Red telephone boxes along the marathon route were commandeered by the organising committee so that spotters could watch the race through the little glass window panes and report on the runners’ progress.
Media offensive: Sponsor BT will plant its OpenZone hotspots
all over the city. Pic credit: BT
In 2012 BT, sensitive to the fact that every tourist visiting London takes at least one picture of a companion leaning out of a phone box, is repainting 400 of the traditional kiosks near Olympic venues.

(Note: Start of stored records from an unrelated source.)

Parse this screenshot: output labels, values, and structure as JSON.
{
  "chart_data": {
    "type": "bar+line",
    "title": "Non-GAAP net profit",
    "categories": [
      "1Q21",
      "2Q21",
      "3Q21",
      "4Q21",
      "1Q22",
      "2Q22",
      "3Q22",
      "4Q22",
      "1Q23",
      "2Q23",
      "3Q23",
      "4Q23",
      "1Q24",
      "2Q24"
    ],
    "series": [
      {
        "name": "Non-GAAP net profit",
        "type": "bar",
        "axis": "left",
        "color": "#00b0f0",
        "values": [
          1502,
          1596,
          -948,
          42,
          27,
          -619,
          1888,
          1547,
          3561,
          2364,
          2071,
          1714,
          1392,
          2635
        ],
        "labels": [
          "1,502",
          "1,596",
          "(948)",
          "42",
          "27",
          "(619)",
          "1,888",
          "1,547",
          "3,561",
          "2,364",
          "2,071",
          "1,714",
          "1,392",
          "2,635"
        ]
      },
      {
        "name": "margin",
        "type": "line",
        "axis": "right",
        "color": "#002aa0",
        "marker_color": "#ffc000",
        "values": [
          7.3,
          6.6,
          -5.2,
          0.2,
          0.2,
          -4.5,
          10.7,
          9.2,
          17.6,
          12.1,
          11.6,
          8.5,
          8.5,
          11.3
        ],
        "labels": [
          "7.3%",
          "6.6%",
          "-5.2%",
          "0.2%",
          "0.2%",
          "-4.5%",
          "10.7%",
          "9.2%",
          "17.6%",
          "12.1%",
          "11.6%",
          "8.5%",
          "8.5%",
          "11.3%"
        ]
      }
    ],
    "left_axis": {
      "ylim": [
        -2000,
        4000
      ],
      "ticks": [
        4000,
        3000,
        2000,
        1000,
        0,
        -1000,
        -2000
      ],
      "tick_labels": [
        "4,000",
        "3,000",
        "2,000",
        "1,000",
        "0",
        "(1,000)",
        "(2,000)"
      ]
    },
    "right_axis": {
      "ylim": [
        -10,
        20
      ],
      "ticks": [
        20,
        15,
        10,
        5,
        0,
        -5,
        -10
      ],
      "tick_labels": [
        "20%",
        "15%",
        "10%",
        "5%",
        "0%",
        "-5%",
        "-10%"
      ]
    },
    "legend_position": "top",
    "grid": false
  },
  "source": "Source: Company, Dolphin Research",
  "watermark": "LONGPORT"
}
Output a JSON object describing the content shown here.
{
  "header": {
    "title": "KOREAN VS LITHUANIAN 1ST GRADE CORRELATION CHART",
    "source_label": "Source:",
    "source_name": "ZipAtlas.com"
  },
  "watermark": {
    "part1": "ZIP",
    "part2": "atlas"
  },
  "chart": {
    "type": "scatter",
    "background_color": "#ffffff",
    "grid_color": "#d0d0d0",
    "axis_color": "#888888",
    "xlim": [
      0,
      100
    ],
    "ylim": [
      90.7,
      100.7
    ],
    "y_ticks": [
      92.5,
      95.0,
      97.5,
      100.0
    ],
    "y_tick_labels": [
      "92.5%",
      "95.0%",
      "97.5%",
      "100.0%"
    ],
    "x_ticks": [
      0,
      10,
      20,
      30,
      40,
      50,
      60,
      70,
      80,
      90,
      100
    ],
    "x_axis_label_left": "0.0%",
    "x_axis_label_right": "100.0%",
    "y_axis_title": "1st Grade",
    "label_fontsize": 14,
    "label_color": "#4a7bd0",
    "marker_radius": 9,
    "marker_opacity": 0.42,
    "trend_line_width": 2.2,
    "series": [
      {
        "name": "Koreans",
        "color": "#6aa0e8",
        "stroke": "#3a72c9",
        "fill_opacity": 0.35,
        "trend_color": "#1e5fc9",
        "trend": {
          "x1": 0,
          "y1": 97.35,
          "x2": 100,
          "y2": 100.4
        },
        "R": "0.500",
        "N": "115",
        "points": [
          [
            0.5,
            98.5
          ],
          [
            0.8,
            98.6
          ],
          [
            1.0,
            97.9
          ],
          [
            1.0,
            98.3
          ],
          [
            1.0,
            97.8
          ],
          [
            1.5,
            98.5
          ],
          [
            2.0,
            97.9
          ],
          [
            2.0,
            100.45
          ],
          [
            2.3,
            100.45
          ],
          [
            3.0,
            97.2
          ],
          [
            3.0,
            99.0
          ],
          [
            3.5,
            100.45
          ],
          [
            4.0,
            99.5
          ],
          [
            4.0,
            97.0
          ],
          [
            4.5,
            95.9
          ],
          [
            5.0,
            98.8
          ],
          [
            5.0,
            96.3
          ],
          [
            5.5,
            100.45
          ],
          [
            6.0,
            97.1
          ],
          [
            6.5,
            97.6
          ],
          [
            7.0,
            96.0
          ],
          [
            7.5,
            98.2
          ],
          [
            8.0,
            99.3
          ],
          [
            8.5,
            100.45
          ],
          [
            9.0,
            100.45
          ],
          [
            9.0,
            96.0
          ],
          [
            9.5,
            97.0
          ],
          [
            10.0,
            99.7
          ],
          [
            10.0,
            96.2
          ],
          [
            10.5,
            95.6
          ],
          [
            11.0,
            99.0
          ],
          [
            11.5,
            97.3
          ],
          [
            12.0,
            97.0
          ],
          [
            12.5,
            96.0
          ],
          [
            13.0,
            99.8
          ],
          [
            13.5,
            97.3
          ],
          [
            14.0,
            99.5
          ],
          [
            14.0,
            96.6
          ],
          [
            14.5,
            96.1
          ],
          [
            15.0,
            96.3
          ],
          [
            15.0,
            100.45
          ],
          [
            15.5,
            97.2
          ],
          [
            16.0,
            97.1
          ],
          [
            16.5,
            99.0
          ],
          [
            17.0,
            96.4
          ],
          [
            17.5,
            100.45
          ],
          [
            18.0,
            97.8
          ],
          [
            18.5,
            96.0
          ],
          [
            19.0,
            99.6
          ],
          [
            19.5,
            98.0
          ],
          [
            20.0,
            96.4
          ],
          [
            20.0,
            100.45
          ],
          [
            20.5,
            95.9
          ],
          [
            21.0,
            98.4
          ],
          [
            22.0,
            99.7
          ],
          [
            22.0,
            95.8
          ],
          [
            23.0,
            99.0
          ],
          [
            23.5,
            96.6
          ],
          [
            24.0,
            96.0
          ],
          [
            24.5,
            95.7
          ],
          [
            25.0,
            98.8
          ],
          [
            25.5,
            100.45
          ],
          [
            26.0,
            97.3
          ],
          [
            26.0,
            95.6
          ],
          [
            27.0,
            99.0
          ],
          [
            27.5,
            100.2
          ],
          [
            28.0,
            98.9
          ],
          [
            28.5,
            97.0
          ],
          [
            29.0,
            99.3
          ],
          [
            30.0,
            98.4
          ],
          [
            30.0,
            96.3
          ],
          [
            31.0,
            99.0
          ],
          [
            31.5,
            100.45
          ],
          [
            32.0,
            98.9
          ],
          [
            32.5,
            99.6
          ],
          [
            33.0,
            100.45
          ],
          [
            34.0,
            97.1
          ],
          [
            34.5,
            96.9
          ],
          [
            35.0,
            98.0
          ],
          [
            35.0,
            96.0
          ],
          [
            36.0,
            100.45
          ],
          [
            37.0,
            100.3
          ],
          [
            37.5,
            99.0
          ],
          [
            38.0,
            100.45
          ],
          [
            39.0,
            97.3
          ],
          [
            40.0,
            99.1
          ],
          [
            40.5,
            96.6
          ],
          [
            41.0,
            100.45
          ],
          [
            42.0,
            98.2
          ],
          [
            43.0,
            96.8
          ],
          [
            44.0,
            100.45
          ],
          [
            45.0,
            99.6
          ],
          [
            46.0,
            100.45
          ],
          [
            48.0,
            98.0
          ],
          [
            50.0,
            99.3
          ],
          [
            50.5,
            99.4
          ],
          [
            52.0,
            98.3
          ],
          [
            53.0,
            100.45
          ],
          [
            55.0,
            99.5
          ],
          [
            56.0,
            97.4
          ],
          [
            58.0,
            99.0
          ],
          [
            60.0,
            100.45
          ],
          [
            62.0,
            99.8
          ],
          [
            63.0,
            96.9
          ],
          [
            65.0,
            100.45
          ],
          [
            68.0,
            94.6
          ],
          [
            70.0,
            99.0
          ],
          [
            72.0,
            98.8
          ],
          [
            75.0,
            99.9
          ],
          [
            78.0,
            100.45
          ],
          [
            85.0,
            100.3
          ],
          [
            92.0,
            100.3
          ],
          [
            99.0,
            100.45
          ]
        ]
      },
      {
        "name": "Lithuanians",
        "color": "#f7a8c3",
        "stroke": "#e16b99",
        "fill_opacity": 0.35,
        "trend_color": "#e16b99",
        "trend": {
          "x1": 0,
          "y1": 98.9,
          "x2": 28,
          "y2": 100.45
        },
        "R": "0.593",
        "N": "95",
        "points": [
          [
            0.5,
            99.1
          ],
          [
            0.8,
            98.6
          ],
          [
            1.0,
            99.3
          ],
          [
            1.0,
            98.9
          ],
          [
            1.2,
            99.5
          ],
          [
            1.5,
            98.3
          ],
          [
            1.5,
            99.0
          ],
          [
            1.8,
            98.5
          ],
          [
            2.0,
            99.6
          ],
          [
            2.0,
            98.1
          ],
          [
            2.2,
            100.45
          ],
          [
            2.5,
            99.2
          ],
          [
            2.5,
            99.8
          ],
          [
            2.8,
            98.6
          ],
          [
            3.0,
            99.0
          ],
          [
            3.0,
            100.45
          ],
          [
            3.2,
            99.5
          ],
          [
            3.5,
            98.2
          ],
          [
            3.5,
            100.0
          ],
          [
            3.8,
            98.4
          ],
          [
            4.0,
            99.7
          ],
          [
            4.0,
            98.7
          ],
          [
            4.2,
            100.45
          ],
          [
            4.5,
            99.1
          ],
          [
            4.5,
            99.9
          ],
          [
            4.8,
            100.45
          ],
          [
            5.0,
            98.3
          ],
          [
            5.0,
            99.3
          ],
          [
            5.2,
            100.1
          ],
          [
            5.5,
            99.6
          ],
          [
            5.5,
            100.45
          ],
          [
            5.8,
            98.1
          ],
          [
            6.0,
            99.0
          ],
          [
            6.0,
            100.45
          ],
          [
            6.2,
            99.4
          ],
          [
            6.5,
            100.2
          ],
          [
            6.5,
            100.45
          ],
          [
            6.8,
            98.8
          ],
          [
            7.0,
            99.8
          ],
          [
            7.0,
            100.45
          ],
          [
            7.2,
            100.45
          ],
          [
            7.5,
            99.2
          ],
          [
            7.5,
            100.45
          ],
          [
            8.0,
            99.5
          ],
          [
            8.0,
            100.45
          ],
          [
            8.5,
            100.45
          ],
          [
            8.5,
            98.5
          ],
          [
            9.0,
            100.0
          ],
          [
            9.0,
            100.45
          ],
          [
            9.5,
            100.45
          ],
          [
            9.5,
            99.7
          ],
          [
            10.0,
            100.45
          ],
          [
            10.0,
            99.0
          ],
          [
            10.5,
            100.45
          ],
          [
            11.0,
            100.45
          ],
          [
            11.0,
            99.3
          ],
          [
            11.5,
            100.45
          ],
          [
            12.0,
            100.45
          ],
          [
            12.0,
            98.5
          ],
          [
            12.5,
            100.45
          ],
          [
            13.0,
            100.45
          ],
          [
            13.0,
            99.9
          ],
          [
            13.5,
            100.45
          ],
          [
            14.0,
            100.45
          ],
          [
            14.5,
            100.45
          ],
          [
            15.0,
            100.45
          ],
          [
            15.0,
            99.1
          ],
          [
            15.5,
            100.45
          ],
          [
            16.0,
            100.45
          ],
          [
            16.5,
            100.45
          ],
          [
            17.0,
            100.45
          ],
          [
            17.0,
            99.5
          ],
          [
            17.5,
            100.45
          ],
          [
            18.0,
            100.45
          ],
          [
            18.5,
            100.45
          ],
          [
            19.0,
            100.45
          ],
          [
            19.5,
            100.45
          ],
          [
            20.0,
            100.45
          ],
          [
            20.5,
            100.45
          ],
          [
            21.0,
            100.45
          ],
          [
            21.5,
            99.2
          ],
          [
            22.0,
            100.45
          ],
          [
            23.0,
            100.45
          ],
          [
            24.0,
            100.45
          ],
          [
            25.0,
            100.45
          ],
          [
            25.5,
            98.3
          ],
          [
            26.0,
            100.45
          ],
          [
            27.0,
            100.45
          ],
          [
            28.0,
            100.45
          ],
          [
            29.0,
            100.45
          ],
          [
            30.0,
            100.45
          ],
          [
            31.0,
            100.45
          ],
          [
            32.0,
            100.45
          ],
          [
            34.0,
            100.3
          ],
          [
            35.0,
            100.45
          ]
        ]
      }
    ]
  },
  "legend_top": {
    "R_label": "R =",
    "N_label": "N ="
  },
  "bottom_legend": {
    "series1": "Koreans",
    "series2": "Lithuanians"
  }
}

Since BT is the official telecommunications supplier to the games, however, this is by no means the limit of its involvement, as we shall see.
Telecoms project management has become one of the biggest team sports in the Olympic Games. For example, the mobile network around London’s Olympic Park will feature half a million BT OpenZone hotspots in the highest-density Wi-Fi zone ever created.
Contrast this with the technology needs of the Atlanta Games in 1996, the first such event to have its own website.
The first “Internet Olympics” had precious little mobile data, with IBM managing capacity for 9,000 mobile phones and 2,500 pagers (ask your dad). IBM created a “surf shack” in the village with 30 computers for those of the 16,500 athletes who had email. It would have been easier to run home with the news.
The Atlanta Olympics would hardly have supported the communications needs of the skeet shooting in Sydney four years later. IBM had installed about $100m worth of technology infrastructure to support the entire Atlanta games; in Australia, that much was spent on upgrading mobile networks alone.
Mobiles had become commonplace and so Telstra, Optus, Hutchison and Vodafone all added capacity to their networks, employing Ericsson (for GSM) and Nortel (for CDMA) to install 200 microcells in the Olympic Park.
Even then, the target figure was 2,000 concurrent calls (and mobile data at this time meant no more than an SMS). The marathon was followed by mobile base stations, much to the relief of the phone-box users of Sydney.
An exciting new technology called GPRS was being piloted, with the prospect that it could soon be used to upload pictures almost in real time. And instead of balancing loads on the network every hour, traffic was – for the first time in Australia – monitored every minute.